Adamın Gözünden*
Adam ise tüm bu gerilim arasında bir yabancı gibi hissediyordu. Ama bir yandan da bu iki kadın arasındaki bağlantının karmaşıklığını çözmeye çalışıyordu. Melek’in öfkesi, Melodi’nin alayı ve onun varlığına olan bu tepkiler... Her şey onun için bir muamma gibiydi. Fakat bir şeyden emindi: Buraya gelmesi bir tesadüf değildi.
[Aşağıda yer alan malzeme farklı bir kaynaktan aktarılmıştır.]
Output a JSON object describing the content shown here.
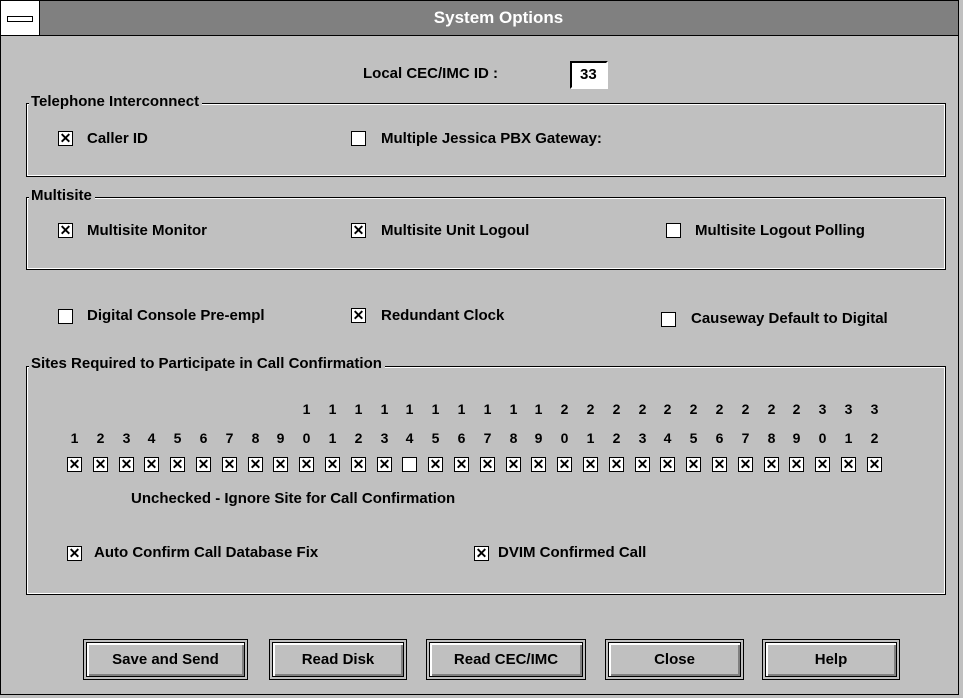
{
  "window": {
    "title": "System Options"
  },
  "local_id": {
    "label": "Local CEC/IMC ID :",
    "value": "33"
  },
  "telephone_interconnect": {
    "title": "Telephone Interconnect",
    "caller_id": {
      "label": "Caller ID",
      "checked": true
    },
    "multiple_pbx": {
      "label": "Multiple Jessica PBX Gateway:",
      "checked": false
    }
  },
  "multisite": {
    "title": "Multisite",
    "monitor": {
      "label": "Multisite Monitor",
      "checked": true
    },
    "unit_logout": {
      "label": "Multisite Unit Logoul",
      "checked": true
    },
    "logout_polling": {
      "label": "Multisite Logout Polling",
      "checked": false
    }
  },
  "misc": {
    "digital_console": {
      "label": "Digital Console Pre-empl",
      "checked": false
    },
    "redundant_clock": {
      "label": "Redundant Clock",
      "checked": true
    },
    "causeway": {
      "label": "Causeway Default to Digital",
      "checked": false
    }
  },
  "call_confirmation": {
    "title": "Sites Required to Participate in Call Confirmation",
    "tens_row": [
      "",
      "",
      "",
      "",
      "",
      "",
      "",
      "",
      "",
      "1",
      "1",
      "1",
      "1",
      "1",
      "1",
      "1",
      "1",
      "1",
      "1",
      "2",
      "2",
      "2",
      "2",
      "2",
      "2",
      "2",
      "2",
      "2",
      "2",
      "3",
      "3",
      "3"
    ],
    "ones_row": [
      "1",
      "2",
      "3",
      "4",
      "5",
      "6",
      "7",
      "8",
      "9",
      "0",
      "1",
      "2",
      "3",
      "4",
      "5",
      "6",
      "7",
      "8",
      "9",
      "0",
      "1",
      "2",
      "3",
      "4",
      "5",
      "6",
      "7",
      "8",
      "9",
      "0",
      "1",
      "2"
    ],
    "sites_checked": [
      true,
      true,
      true,
      true,
      true,
      true,
      true,
      true,
      true,
      true,
      true,
      true,
      true,
      false,
      true,
      true,
      true,
      true,
      true,
      true,
      true,
      true,
      true,
      true,
      true,
      true,
      true,
      true,
      true,
      true,
      true,
      true
    ],
    "note": "Unchecked - Ignore Site for Call Confirmation",
    "auto_confirm": {
      "label": "Auto Confirm Call Database Fix",
      "checked": true
    },
    "dvim_confirmed": {
      "label": "DVIM Confirmed Call",
      "checked": true
    }
  },
  "buttons": {
    "save_send": "Save and Send",
    "read_disk": "Read Disk",
    "read_cec": "Read CEC/IMC",
    "close": "Close",
    "help": "Help"
  }
}
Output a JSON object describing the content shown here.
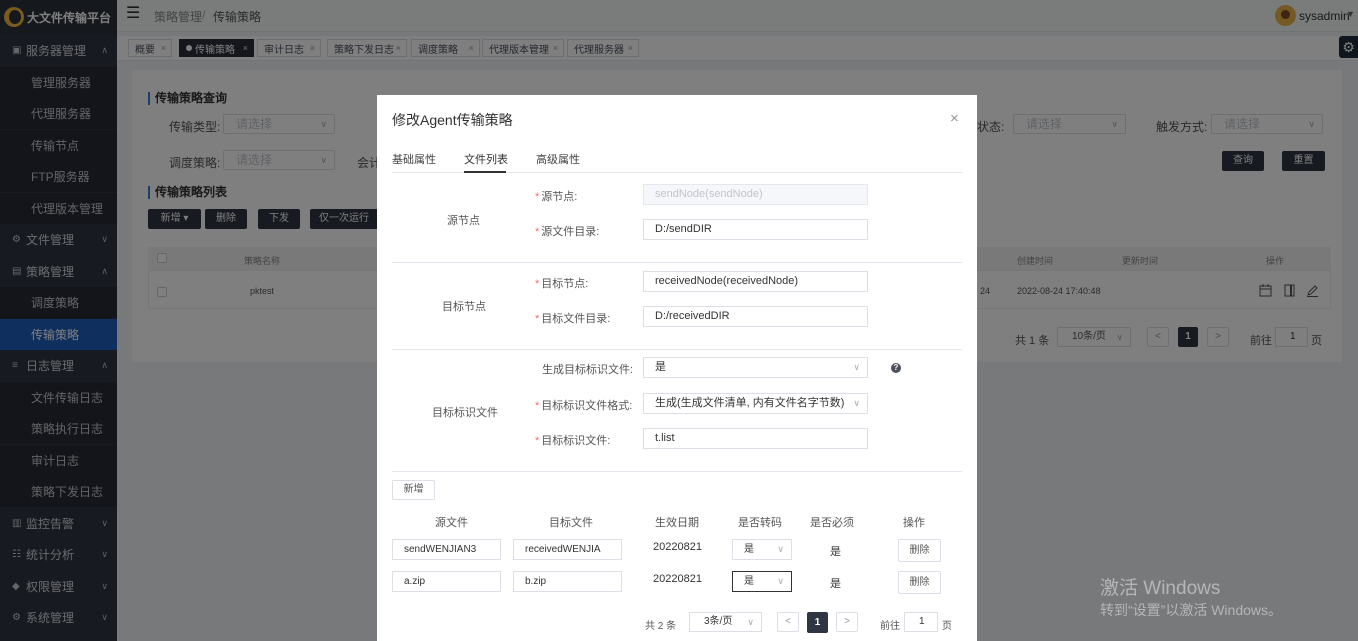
{
  "app": {
    "title": "大文件传输平台"
  },
  "sidebar": {
    "items": [
      {
        "type": "group",
        "label": "服务器管理",
        "icon": "cube-icon",
        "caret": "up"
      },
      {
        "type": "sub",
        "label": "管理服务器"
      },
      {
        "type": "sub",
        "label": "代理服务器"
      },
      {
        "type": "sub",
        "label": "传输节点"
      },
      {
        "type": "sub",
        "label": "FTP服务器"
      },
      {
        "type": "sub",
        "label": "代理版本管理"
      },
      {
        "type": "group",
        "label": "文件管理",
        "icon": "gear-icon",
        "caret": "down"
      },
      {
        "type": "group",
        "label": "策略管理",
        "icon": "cart-icon",
        "caret": "up"
      },
      {
        "type": "sub",
        "label": "调度策略"
      },
      {
        "type": "sub",
        "label": "传输策略",
        "active": true
      },
      {
        "type": "group",
        "label": "日志管理",
        "icon": "list-icon",
        "caret": "up"
      },
      {
        "type": "sub",
        "label": "文件传输日志"
      },
      {
        "type": "sub",
        "label": "策略执行日志"
      },
      {
        "type": "sub",
        "label": "审计日志"
      },
      {
        "type": "sub",
        "label": "策略下发日志"
      },
      {
        "type": "group",
        "label": "监控告警",
        "icon": "monitor-icon",
        "caret": "down"
      },
      {
        "type": "group",
        "label": "统计分析",
        "icon": "chart-icon",
        "caret": "down"
      },
      {
        "type": "group",
        "label": "权限管理",
        "icon": "lock-icon",
        "caret": "down"
      },
      {
        "type": "group",
        "label": "系统管理",
        "icon": "settings-icon",
        "caret": "down"
      }
    ]
  },
  "header": {
    "breadcrumb": [
      "策略管理",
      "传输策略"
    ],
    "separator": "/",
    "user": "sysadmin"
  },
  "tabs": [
    {
      "label": "概要",
      "active": false
    },
    {
      "label": "传输策略",
      "active": true
    },
    {
      "label": "审计日志",
      "active": false
    },
    {
      "label": "策略下发日志",
      "active": false
    },
    {
      "label": "调度策略",
      "active": false
    },
    {
      "label": "代理版本管理",
      "active": false
    },
    {
      "label": "代理服务器",
      "active": false
    }
  ],
  "query": {
    "title": "传输策略查询",
    "type_label": "传输类型:",
    "schedule_label": "调度策略:",
    "audit_label": "会计",
    "status_label": "状态:",
    "trigger_label": "触发方式:",
    "placeholder": "请选择",
    "search_btn": "查询",
    "reset_btn": "重置"
  },
  "list": {
    "title": "传输策略列表",
    "buttons": {
      "add": "新增",
      "delete": "删除",
      "issue": "下发",
      "run_once": "仅一次运行"
    },
    "columns": {
      "name": "策略名称",
      "created": "创建时间",
      "updated": "更新时间",
      "ops": "操作"
    },
    "rows": [
      {
        "name": "pktest",
        "partial": "24",
        "created": "2022-08-24 17:40:48",
        "updated": ""
      }
    ],
    "pagination": {
      "total": "共 1 条",
      "page_size": "10条/页",
      "current": "1",
      "goto_label": "前往",
      "goto_value": "1",
      "page_unit": "页"
    }
  },
  "modal": {
    "title": "修改Agent传输策略",
    "tabs": [
      "基础属性",
      "文件列表",
      "高级属性"
    ],
    "active_tab": 1,
    "source_group": "源节点",
    "source_node_label": "源节点:",
    "source_node_value": "sendNode(sendNode)",
    "source_dir_label": "源文件目录:",
    "source_dir_value": "D:/sendDIR",
    "target_group": "目标节点",
    "target_node_label": "目标节点:",
    "target_node_value": "receivedNode(receivedNode)",
    "target_dir_label": "目标文件目录:",
    "target_dir_value": "D:/receivedDIR",
    "flag_group": "目标标识文件",
    "gen_flag_label": "生成目标标识文件:",
    "gen_flag_value": "是",
    "flag_format_label": "目标标识文件格式:",
    "flag_format_value": "生成(生成文件清单, 内有文件名字节数)",
    "flag_file_label": "目标标识文件:",
    "flag_file_value": "t.list",
    "help": "?",
    "add_btn": "新增",
    "file_table": {
      "headers": [
        "源文件",
        "目标文件",
        "生效日期",
        "是否转码",
        "是否必须",
        "操作"
      ],
      "rows": [
        {
          "src": "sendWENJIAN3",
          "dst": "receivedWENJIA",
          "date": "20220821",
          "transcode": "是",
          "required": "是",
          "op": "删除"
        },
        {
          "src": "a.zip",
          "dst": "b.zip",
          "date": "20220821",
          "transcode": "是",
          "required": "是",
          "op": "删除"
        }
      ]
    },
    "pagination": {
      "total": "共 2 条",
      "page_size": "3条/页",
      "current": "1",
      "goto_label": "前往",
      "goto_value": "1",
      "page_unit": "页"
    }
  },
  "watermark": {
    "line1": "激活 Windows",
    "line2": "转到“设置”以激活 Windows。"
  }
}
Ama bunu anlamak için önce Melek’in duvarlarını aşması gerekiyordu. Ve bu hiç de kolay görünmüyordu.
Adam, o an sadece Melek’e bakıyordu. Tüm dünyası o olmuştu; başka hiçbir şeyin bir önemi yoktu. Gözleri, Melek’in yüzünde sabitlenmiş, sanki onun tüm sırlarını çözmeye çalışıyordu. Adamın bu kadar yoğun bakışı, Melek’in içinde bir huzursuzluk yapmıştı. Ama asıl şaşırtıcı olan, Melodi’nin varlığını tamamen görmezden geliyor oluşuydu. Melodi, onların tam yanında duruyor, hatta zaman zaman göz ucuyla adama bakıyordu, ama o, Melodi’yi yok sayıyordu. Sanki odada Melek’ten başka kimse yokmuş gibi.
Bu durum Melodi’yi önce rahatsız etti. Yüzündeki rahat gülümseme bir an için silindi. Mavi gözleri hafifçe daraldı, ama bir şey söylemedi. Sadece sessizce izledi. Adamın gözünün neden yalnızca Melek’i gördüğünü anlamaya çalışıyordu. Onun için bu, yabancı bir durumdu. Çünkü genellikle insanlar Melodi’nin güzelliğine, kapılırdı. Ama bu adam farklıydı. Tüm ilgisi, tüm dikkati Melek’teydi. Ve işte tam o an, Melodi’nin rahatsızlığı bir rahatlamaya dönüştü.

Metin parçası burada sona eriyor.